What Makes Great Writing? A Novice Writer’s Perspective…

When I think about great writing, two storytellers come to mind that are on the opposite ends of the spectrum.

I enjoy Jane Austen’s work for a more light-hearted feel. It’s witty and clever. She tells a story from the writer’s perspective. Some writers, while doing this, use an all-knowing narrator. Austen says things like “it would seem…” She is telling you about the characters, but it’s also like she is observing them with you.

Then there is Edgar Allen Poe who is dark, which is not normally my thing, but the writing is brilliant. The Raven is poetic genius! The Tell Tale Heart and The Mask of Red Death, it’s like you are there. You feel the fear.

Then, I adore authors that can tell a story that is a nice story on the surface, but leaves this deep lesson about life. One of my favorite books is Lois Lowry’s The Giver. It is such an easy read, but there is a profound message about joy and sorrow. That you cannot feel one without the other. That not to be able to feel deep pain, also means you are stripped of feeling exuberant joy.

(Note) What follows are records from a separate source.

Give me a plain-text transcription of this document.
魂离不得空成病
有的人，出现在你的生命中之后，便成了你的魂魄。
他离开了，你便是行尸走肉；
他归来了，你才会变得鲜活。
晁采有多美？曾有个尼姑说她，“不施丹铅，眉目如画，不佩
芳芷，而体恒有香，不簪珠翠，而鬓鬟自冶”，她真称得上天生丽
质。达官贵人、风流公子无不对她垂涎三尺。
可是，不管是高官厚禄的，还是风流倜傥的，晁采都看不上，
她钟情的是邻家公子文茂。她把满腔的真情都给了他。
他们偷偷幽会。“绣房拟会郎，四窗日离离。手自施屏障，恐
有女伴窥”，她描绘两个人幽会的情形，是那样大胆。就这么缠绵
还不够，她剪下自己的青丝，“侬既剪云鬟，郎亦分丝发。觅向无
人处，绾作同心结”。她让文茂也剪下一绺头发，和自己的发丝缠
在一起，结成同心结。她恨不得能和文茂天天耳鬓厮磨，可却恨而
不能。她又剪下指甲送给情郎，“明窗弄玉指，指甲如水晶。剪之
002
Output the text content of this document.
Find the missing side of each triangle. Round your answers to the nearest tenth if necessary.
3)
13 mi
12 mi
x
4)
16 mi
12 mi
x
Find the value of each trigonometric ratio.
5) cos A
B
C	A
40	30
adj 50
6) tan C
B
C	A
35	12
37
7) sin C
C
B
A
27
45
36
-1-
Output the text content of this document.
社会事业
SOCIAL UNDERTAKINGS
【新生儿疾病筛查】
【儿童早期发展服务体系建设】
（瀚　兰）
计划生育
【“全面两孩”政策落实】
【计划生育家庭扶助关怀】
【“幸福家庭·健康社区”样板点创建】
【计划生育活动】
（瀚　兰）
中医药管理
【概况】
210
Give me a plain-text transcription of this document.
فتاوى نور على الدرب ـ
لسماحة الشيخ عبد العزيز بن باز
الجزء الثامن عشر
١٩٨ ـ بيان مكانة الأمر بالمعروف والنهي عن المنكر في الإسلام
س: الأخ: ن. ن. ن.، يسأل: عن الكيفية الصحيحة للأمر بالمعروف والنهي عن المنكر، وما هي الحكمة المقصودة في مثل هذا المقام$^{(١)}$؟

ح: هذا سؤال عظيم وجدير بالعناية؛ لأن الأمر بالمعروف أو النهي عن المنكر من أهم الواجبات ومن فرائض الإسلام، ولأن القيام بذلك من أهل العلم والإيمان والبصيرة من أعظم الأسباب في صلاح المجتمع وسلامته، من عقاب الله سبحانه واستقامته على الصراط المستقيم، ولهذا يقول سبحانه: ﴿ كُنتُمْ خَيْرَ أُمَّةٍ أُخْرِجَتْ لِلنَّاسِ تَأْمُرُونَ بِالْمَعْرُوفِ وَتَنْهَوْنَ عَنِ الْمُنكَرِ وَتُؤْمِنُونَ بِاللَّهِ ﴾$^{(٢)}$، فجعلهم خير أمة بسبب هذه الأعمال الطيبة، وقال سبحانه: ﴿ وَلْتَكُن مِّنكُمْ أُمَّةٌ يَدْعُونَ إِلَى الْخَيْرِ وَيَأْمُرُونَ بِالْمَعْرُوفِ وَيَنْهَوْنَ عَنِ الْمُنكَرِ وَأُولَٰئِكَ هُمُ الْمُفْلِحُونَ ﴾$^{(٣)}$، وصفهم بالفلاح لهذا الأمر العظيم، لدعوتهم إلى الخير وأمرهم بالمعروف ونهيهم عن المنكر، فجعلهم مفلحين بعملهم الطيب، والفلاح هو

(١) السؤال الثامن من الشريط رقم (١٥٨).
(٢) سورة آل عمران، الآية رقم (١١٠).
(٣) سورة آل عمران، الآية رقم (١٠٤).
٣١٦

Great Writing, Who Decides?

Like beauty is in the eye of the beholder, what makes great writing is really up to the writer and the reader. We’re moved by different pieces depending on our life’s path and where we are on it. You can read the exact same piece at two distinctly different times and have enormously different experiences with it.

Words are magic.

As I write this, I’m still awake at 4 am on a stormy night. Listening to the raindrops hit the terracotta rooftop and reminiscing about my college English class. Remembering the short stories, we read, like the ones I mentioned above by Poe. Remembering the effect, they had on me. How they made me feel. What they stirred inside of me. And college was a decade ago.

Stories have power.

And no matter the accolades or lack thereof that you receive for your writing, writers must write. It may not be award winning pose always or even ever. It could simply be, I’m up a 4 am having only slept 4 hours in the last 20 hours and don’t know what else to do with my wandering mind. It could be I’m having a really hard time dealing with the feels right now and have to get them out of my heart and onto paper. It could be like that saying, “I write because I don’t know what I think until I see what I say.”

I have been writing for a living for 4 years now and yet I shall call myself a novice. Writing is a craft to be ever honed. After all, from apprentice to journeyman to teacher was once a 10-year process with hours upon hours of practice.

But do you have to have years of practice to produce great writing?

Let me get to the point of this rambling at such an “I should totally be asleep” kind of hour…

Great writing is simply the writing you need to write. That makes it great for you. And, no one is more importantly affected by your writing then you. Great writing is the writing that soothes your soul. The writing that happens when you can do nothing else. When your heart and mind require it. It may not be the right fit for every reader, but if it serves you it is great indeed.

Keep writing my friend. Even if it’s just rambling like this.